Journalism is not PR. In public relations the PR person writes a media release extolling the virtues of the product or service she represents.
The media release is written in a journalistic style, with quotes from relevant people, statements of facts and a name and phone number at the end for further information or to contact someone to interview. The difference between an article and a media release is that the media release makes only positive statements about the client. After all, the client is paying. But an article (usually) tries to be balanced.
A media release might say that Mr Smith has developed a new type of watermelon that guarantees an extra 40 years of human life if eaten every day. A good journalist will report Mr Smith’s claims but will also get comments from say the head of the watermelon growers group, a dietician, an expert on the aging process and a lawyer. They are likely to criticise the claims. This is called “balance” in journalism.
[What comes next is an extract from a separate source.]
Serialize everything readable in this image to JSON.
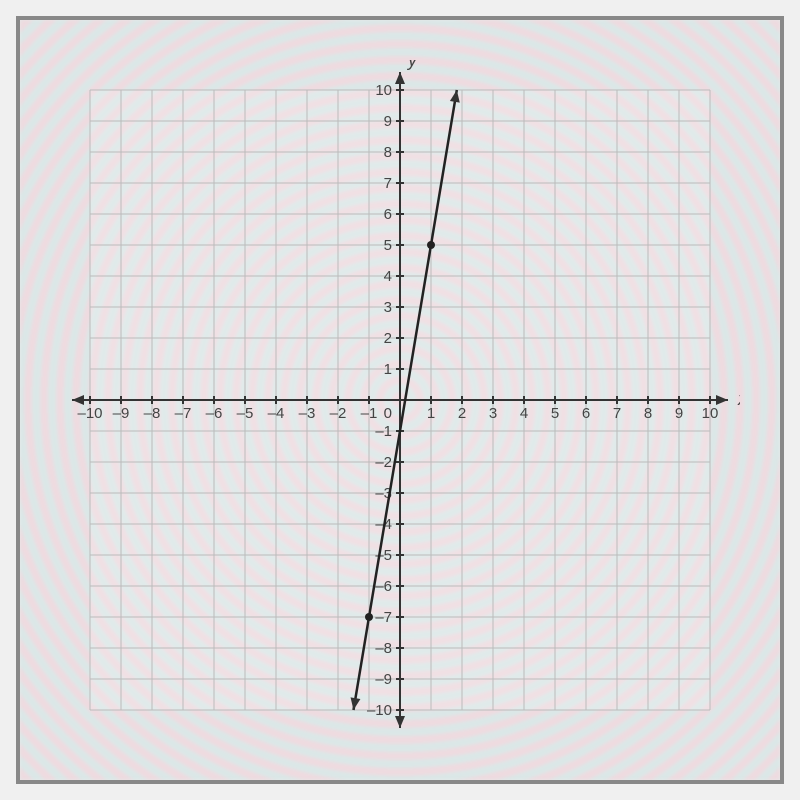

A media release is not required to have balance and it’s perfectly moral for a media release to ignore negative aspects and to push the one positive line. However, a reader wants to be informed, not “sold” something. A reader wants to make up his or her mind on the facts that a journalist gathers. Nothing in life is “perfect”. Controversy is everywhere. Few people agree with few other people. Yet many new writers are so in love with some idea or some product or service, they don’t want to investigate any negative or opposing views. They create articles that seem like extended media releases in which everything is 100% perfect. Opposite viewpoints can be interesting and makes your article BALANCED. The reader has the intelligence to make up his own mind.
You’re a journalist, not a PR person.